Takaichi adelanta las elecciones en Japón y pone en juego su liderazgo político
La primera ministra disolvió la Cámara Baja y llamó a votar el 8 de febrero para respaldar su plan económico y de seguridad.
La primera ministra de Japón, Sanae Takaichi, anunció la disolución de la Cámara Baja del Parlamento y la convocatoria a elecciones generales anticipadas para el próximo 8 de febrero. Con esa decisión, la mandataria buscó trasladar al electorado la validación de su ambiciosa agenda económica y de defensa, y dejó en claro que su continuidad política depende del resultado.
Sanae Takaichi asumió a fines de octubre del 2025, tras imponerse en la Cámara de Representantes con 237 votos. La líder del Partido Liberal Democrático se convirtió así en la primera mujer en gobernar Japón. ¿Su inspiración? Margaret Thatcher.
"Me juego mi futuro político como primera ministra en estas elecciones. Quiero que el público juzgue directamente si me confiará la gestión del país", afirmó Takaichi en conferencia de prensa. Según el cronograma oficial, el Parlamento quedará disuelto el 23 de enero, la campaña comenzará el día 27 y la votación se realizará menos de dos semanas después.
Escenario
La convocatoria anticipada encuentra a Takaichi en un momento de fortaleza personal. Con un índice de aprobación cercano al 62%, la primera mujer en liderar el Gobierno japonés intenta capitalizar el respaldo ciudadano para consolidar su control sobre el Partido Liberal Democrático (PLD) y sostener la frágil mayoría parlamentaria que mantiene junto a su socio de coalición, el Partido de Innovación de Japón.
El trasfondo económico domina el escenario. La primera ministra prometió suspender durante dos años el impuesto del 8% al consumo de alimentos, una medida orientada a aliviar el impacto de la inflación sobre los hogares. El propio Gobierno estimó que ese recorte reduciría la recaudación en unos 5 billones de yenes anuales, equivalentes a 32.000 millones de dólares. El anuncio tuvo efecto inmediato en los mercados: el rendimiento de los bonos soberanos a 10 años trepó a su nivel más alto en 27 años.

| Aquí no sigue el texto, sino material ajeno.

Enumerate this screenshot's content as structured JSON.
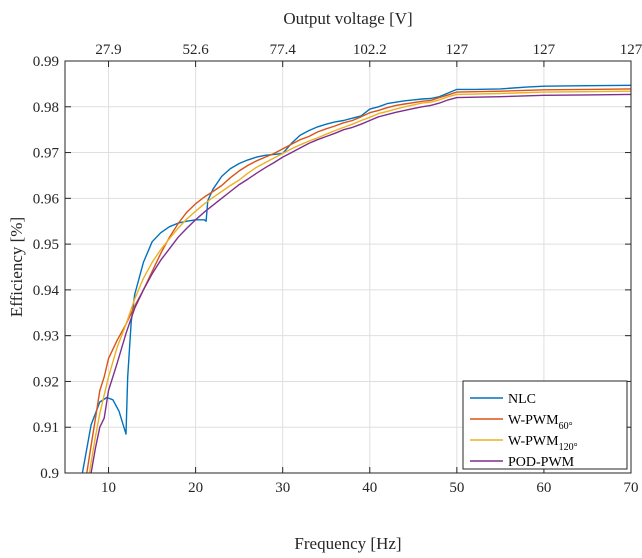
{
  "chart_data": {
    "type": "line",
    "xlabel": "Frequency [Hz]",
    "ylabel": "Efficiency [%]",
    "top_xlabel": "Output voltage [V]",
    "xlim": [
      5,
      70
    ],
    "ylim": [
      0.9,
      0.99
    ],
    "x_ticks": [
      10,
      20,
      30,
      40,
      50,
      60,
      70
    ],
    "y_ticks": [
      0.9,
      0.91,
      0.92,
      0.93,
      0.94,
      0.95,
      0.96,
      0.97,
      0.98,
      0.99
    ],
    "y_tick_labels": [
      "0.9",
      "0.91",
      "0.92",
      "0.93",
      "0.94",
      "0.95",
      "0.96",
      "0.97",
      "0.98",
      "0.99"
    ],
    "top_ticks": [
      {
        "x": 10,
        "label": "27.9"
      },
      {
        "x": 20,
        "label": "52.6"
      },
      {
        "x": 30,
        "label": "77.4"
      },
      {
        "x": 40,
        "label": "102.2"
      },
      {
        "x": 50,
        "label": "127"
      },
      {
        "x": 60,
        "label": "127"
      },
      {
        "x": 70,
        "label": "127"
      }
    ],
    "grid": true,
    "legend_position": "bottom-right",
    "series": [
      {
        "name": "NLC",
        "name_sub": "",
        "color": "#0072BD",
        "points": [
          [
            7.0,
            0.9
          ],
          [
            8.0,
            0.9105
          ],
          [
            9.0,
            0.9155
          ],
          [
            9.8,
            0.9165
          ],
          [
            10.5,
            0.916
          ],
          [
            11.2,
            0.9135
          ],
          [
            12.0,
            0.9085
          ],
          [
            12.2,
            0.921
          ],
          [
            12.6,
            0.933
          ],
          [
            13.0,
            0.939
          ],
          [
            14.0,
            0.946
          ],
          [
            15.0,
            0.9505
          ],
          [
            16.0,
            0.9525
          ],
          [
            17.0,
            0.9538
          ],
          [
            18.0,
            0.9546
          ],
          [
            19.0,
            0.955
          ],
          [
            20.0,
            0.9553
          ],
          [
            21.0,
            0.9553
          ],
          [
            21.2,
            0.955
          ],
          [
            21.4,
            0.9595
          ],
          [
            22.0,
            0.962
          ],
          [
            23.0,
            0.9648
          ],
          [
            24.0,
            0.9665
          ],
          [
            25.0,
            0.9676
          ],
          [
            26.0,
            0.9684
          ],
          [
            27.0,
            0.969
          ],
          [
            28.0,
            0.9694
          ],
          [
            29.0,
            0.9696
          ],
          [
            30.0,
            0.9698
          ],
          [
            31.0,
            0.972
          ],
          [
            32.0,
            0.9738
          ],
          [
            33.0,
            0.9748
          ],
          [
            34.0,
            0.9756
          ],
          [
            35.0,
            0.9762
          ],
          [
            36.0,
            0.9767
          ],
          [
            37.0,
            0.977
          ],
          [
            38.0,
            0.9775
          ],
          [
            39.0,
            0.978
          ],
          [
            40.0,
            0.9795
          ],
          [
            41.0,
            0.98
          ],
          [
            42.0,
            0.9807
          ],
          [
            43.0,
            0.981
          ],
          [
            44.0,
            0.9813
          ],
          [
            45.0,
            0.9815
          ],
          [
            46.0,
            0.9817
          ],
          [
            47.0,
            0.9818
          ],
          [
            48.0,
            0.9822
          ],
          [
            49.0,
            0.983
          ],
          [
            50.0,
            0.9838
          ],
          [
            52.0,
            0.9838
          ],
          [
            55.0,
            0.9839
          ],
          [
            58.0,
            0.9843
          ],
          [
            60.0,
            0.9845
          ],
          [
            65.0,
            0.9846
          ],
          [
            70.0,
            0.9847
          ]
        ]
      },
      {
        "name": "W-PWM",
        "name_sub": "60°",
        "color": "#D95319",
        "points": [
          [
            7.5,
            0.9
          ],
          [
            8.0,
            0.906
          ],
          [
            8.5,
            0.912
          ],
          [
            9.0,
            0.918
          ],
          [
            9.5,
            0.921
          ],
          [
            10.0,
            0.925
          ],
          [
            11.0,
            0.929
          ],
          [
            12.0,
            0.9325
          ],
          [
            13.0,
            0.9365
          ],
          [
            14.0,
            0.94
          ],
          [
            15.0,
            0.944
          ],
          [
            16.0,
            0.948
          ],
          [
            17.0,
            0.9515
          ],
          [
            18.0,
            0.9545
          ],
          [
            19.0,
            0.957
          ],
          [
            20.0,
            0.9588
          ],
          [
            21.0,
            0.9603
          ],
          [
            22.0,
            0.9615
          ],
          [
            23.0,
            0.9628
          ],
          [
            24.0,
            0.9645
          ],
          [
            25.0,
            0.966
          ],
          [
            26.0,
            0.9672
          ],
          [
            27.0,
            0.9682
          ],
          [
            28.0,
            0.969
          ],
          [
            29.0,
            0.9698
          ],
          [
            30.0,
            0.9708
          ],
          [
            31.0,
            0.9718
          ],
          [
            32.0,
            0.9728
          ],
          [
            33.0,
            0.9735
          ],
          [
            34.0,
            0.9745
          ],
          [
            35.0,
            0.9752
          ],
          [
            36.0,
            0.9758
          ],
          [
            37.0,
            0.9765
          ],
          [
            38.0,
            0.977
          ],
          [
            39.0,
            0.9778
          ],
          [
            40.0,
            0.9787
          ],
          [
            41.0,
            0.9792
          ],
          [
            42.0,
            0.9798
          ],
          [
            43.0,
            0.9803
          ],
          [
            44.0,
            0.9806
          ],
          [
            45.0,
            0.9809
          ],
          [
            46.0,
            0.9812
          ],
          [
            47.0,
            0.9814
          ],
          [
            48.0,
            0.982
          ],
          [
            49.0,
            0.9826
          ],
          [
            50.0,
            0.9832
          ],
          [
            55.0,
            0.9834
          ],
          [
            60.0,
            0.9837
          ],
          [
            65.0,
            0.9838
          ],
          [
            70.0,
            0.9839
          ]
        ]
      },
      {
        "name": "W-PWM",
        "name_sub": "120°",
        "color": "#EDB120",
        "points": [
          [
            7.8,
            0.9
          ],
          [
            8.5,
            0.908
          ],
          [
            9.0,
            0.913
          ],
          [
            10.0,
            0.921
          ],
          [
            11.0,
            0.9275
          ],
          [
            12.0,
            0.9325
          ],
          [
            13.0,
            0.938
          ],
          [
            14.0,
            0.9425
          ],
          [
            15.0,
            0.946
          ],
          [
            16.0,
            0.9488
          ],
          [
            17.0,
            0.9512
          ],
          [
            18.0,
            0.9535
          ],
          [
            19.0,
            0.9555
          ],
          [
            20.0,
            0.9572
          ],
          [
            21.0,
            0.9588
          ],
          [
            22.0,
            0.9602
          ],
          [
            23.0,
            0.9615
          ],
          [
            24.0,
            0.9628
          ],
          [
            25.0,
            0.964
          ],
          [
            26.0,
            0.9655
          ],
          [
            27.0,
            0.9668
          ],
          [
            28.0,
            0.9678
          ],
          [
            29.0,
            0.9688
          ],
          [
            30.0,
            0.9698
          ],
          [
            31.0,
            0.9708
          ],
          [
            32.0,
            0.9717
          ],
          [
            33.0,
            0.9725
          ],
          [
            34.0,
            0.9732
          ],
          [
            35.0,
            0.974
          ],
          [
            36.0,
            0.9748
          ],
          [
            37.0,
            0.9755
          ],
          [
            38.0,
            0.9762
          ],
          [
            39.0,
            0.977
          ],
          [
            40.0,
            0.9777
          ],
          [
            41.0,
            0.9785
          ],
          [
            42.0,
            0.979
          ],
          [
            43.0,
            0.9795
          ],
          [
            44.0,
            0.98
          ],
          [
            45.0,
            0.9804
          ],
          [
            46.0,
            0.9808
          ],
          [
            47.0,
            0.981
          ],
          [
            48.0,
            0.9815
          ],
          [
            49.0,
            0.9822
          ],
          [
            50.0,
            0.9827
          ],
          [
            55.0,
            0.9829
          ],
          [
            60.0,
            0.9832
          ],
          [
            65.0,
            0.9833
          ],
          [
            70.0,
            0.9834
          ]
        ]
      },
      {
        "name": "POD-PWM",
        "name_sub": "",
        "color": "#7E2F8E",
        "points": [
          [
            8.0,
            0.9
          ],
          [
            8.5,
            0.9055
          ],
          [
            9.0,
            0.91
          ],
          [
            9.5,
            0.912
          ],
          [
            10.0,
            0.918
          ],
          [
            11.0,
            0.924
          ],
          [
            12.0,
            0.9305
          ],
          [
            13.0,
            0.936
          ],
          [
            14.0,
            0.94
          ],
          [
            15.0,
            0.9435
          ],
          [
            16.0,
            0.9465
          ],
          [
            17.0,
            0.949
          ],
          [
            18.0,
            0.9515
          ],
          [
            19.0,
            0.9535
          ],
          [
            20.0,
            0.9553
          ],
          [
            21.0,
            0.957
          ],
          [
            22.0,
            0.9585
          ],
          [
            23.0,
            0.96
          ],
          [
            24.0,
            0.9615
          ],
          [
            25.0,
            0.963
          ],
          [
            26.0,
            0.9642
          ],
          [
            27.0,
            0.9655
          ],
          [
            28.0,
            0.9667
          ],
          [
            29.0,
            0.9678
          ],
          [
            30.0,
            0.969
          ],
          [
            31.0,
            0.97
          ],
          [
            32.0,
            0.971
          ],
          [
            33.0,
            0.972
          ],
          [
            34.0,
            0.9728
          ],
          [
            35.0,
            0.9735
          ],
          [
            36.0,
            0.9742
          ],
          [
            37.0,
            0.975
          ],
          [
            38.0,
            0.9755
          ],
          [
            39.0,
            0.9762
          ],
          [
            40.0,
            0.977
          ],
          [
            41.0,
            0.9778
          ],
          [
            42.0,
            0.9783
          ],
          [
            43.0,
            0.9788
          ],
          [
            44.0,
            0.9792
          ],
          [
            45.0,
            0.9796
          ],
          [
            46.0,
            0.98
          ],
          [
            47.0,
            0.9803
          ],
          [
            48.0,
            0.9808
          ],
          [
            49.0,
            0.9815
          ],
          [
            50.0,
            0.982
          ],
          [
            55.0,
            0.9822
          ],
          [
            60.0,
            0.9825
          ],
          [
            65.0,
            0.9826
          ],
          [
            70.0,
            0.9827
          ]
        ]
      }
    ]
  }
}
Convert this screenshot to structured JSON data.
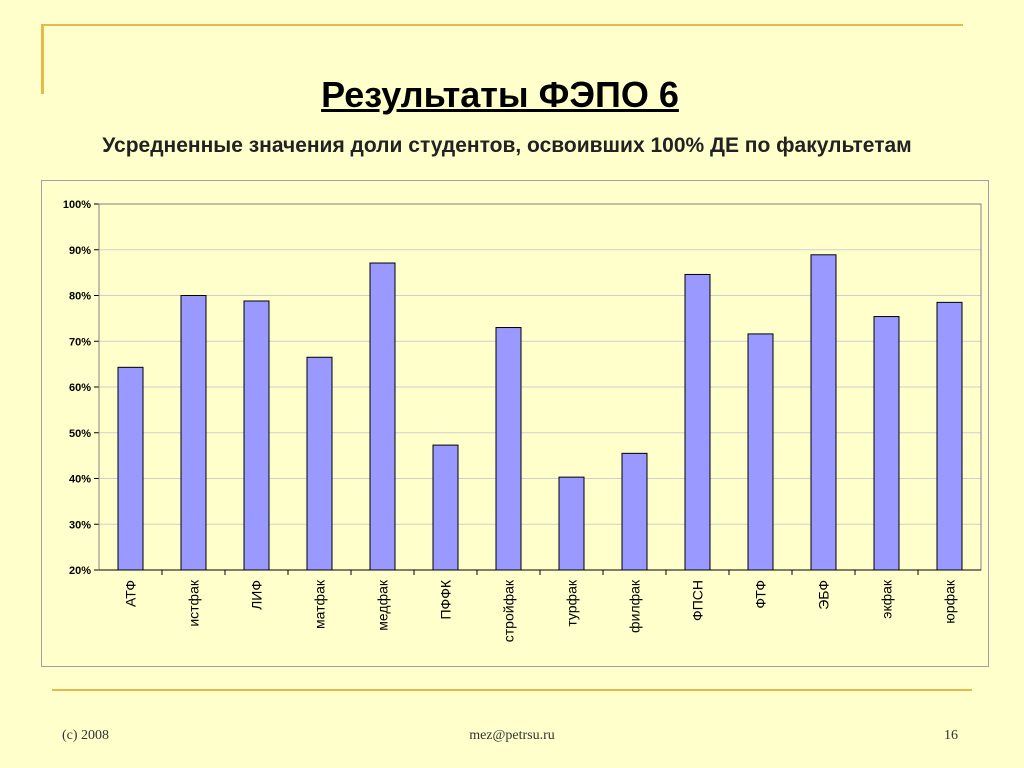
{
  "slide": {
    "title": "Результаты ФЭПО 6",
    "subtitle": "Усредненные значения доли студентов, освоивших 100% ДЕ по факультетам",
    "footer_left": "(c) 2008",
    "footer_center": "mez@petrsu.ru",
    "page_number": "16"
  },
  "colors": {
    "background": "#ffffcc",
    "bar_fill": "#9999ff",
    "accent_line": "#e8b84a"
  },
  "chart_data": {
    "type": "bar",
    "title": "",
    "xlabel": "",
    "ylabel": "",
    "categories": [
      "АТФ",
      "истфак",
      "ЛИФ",
      "матфак",
      "медфак",
      "ПФФК",
      "стройфак",
      "турфак",
      "филфак",
      "ФПСН",
      "ФТФ",
      "ЭБФ",
      "экфак",
      "юрфак"
    ],
    "values": [
      64.3,
      80.0,
      78.8,
      66.5,
      87.1,
      47.3,
      73.0,
      40.3,
      45.5,
      84.6,
      71.6,
      88.9,
      75.4,
      78.5
    ],
    "ylim": [
      20,
      100
    ],
    "ytick_step": 10,
    "y_format": "percent",
    "grid": true,
    "legend": "none"
  }
}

El aumento del costo de vida se consolidó como la principal preocupación social. Una encuesta reciente de la cadena pública NHK mostró que el 45% de los japoneses señaló la suba de precios como su mayor inquietud, muy por encima de la política exterior y la seguridad nacional. En ese contexto, Takaichi defendió una política de gasto "proactiva" y aseguró que su plan permitirá crear empleo, impulsar el consumo interno y sostener el crecimiento de la economía japonesa.
El Ejecutivo ya aprobó un presupuesto récord de 122,3 billones de yenes para el año fiscal que comenzará en abril de 2026, aunque la oposición advirtió que la disolución del Parlamento podría retrasar su tratamiento. Desde el principal bloque opositor cuestionaron el adelanto electoral y alertaron sobre el impacto en los ingresos y el nivel de vida de la población.
Tensión internacional
Un triunfo amplio fortalecería la posición de Takaichi frente a China, en un contexto de relaciones bilaterales tensas. Las fricciones se intensificaron luego de que la mandataria afirmara que Japón podría intervenir si Beijing atacara a Taiwán. En respuesta, China avanzó con restricciones comerciales, incluidas limitaciones a exportaciones de bienes de doble uso y de tierras raras.
Según una encuesta del diario Asahi, el 60% de los japoneses expresó preocupación por el impacto económico del deterioro del vínculo con China. Ese clima de incertidumbre añade presión a una elección que definirá no solo la composición de los 465 escaños de la Cámara Baja, sino también la fortaleza política de una primera ministra que decidió someter su proyecto y su liderazgo al veredicto de las urnas.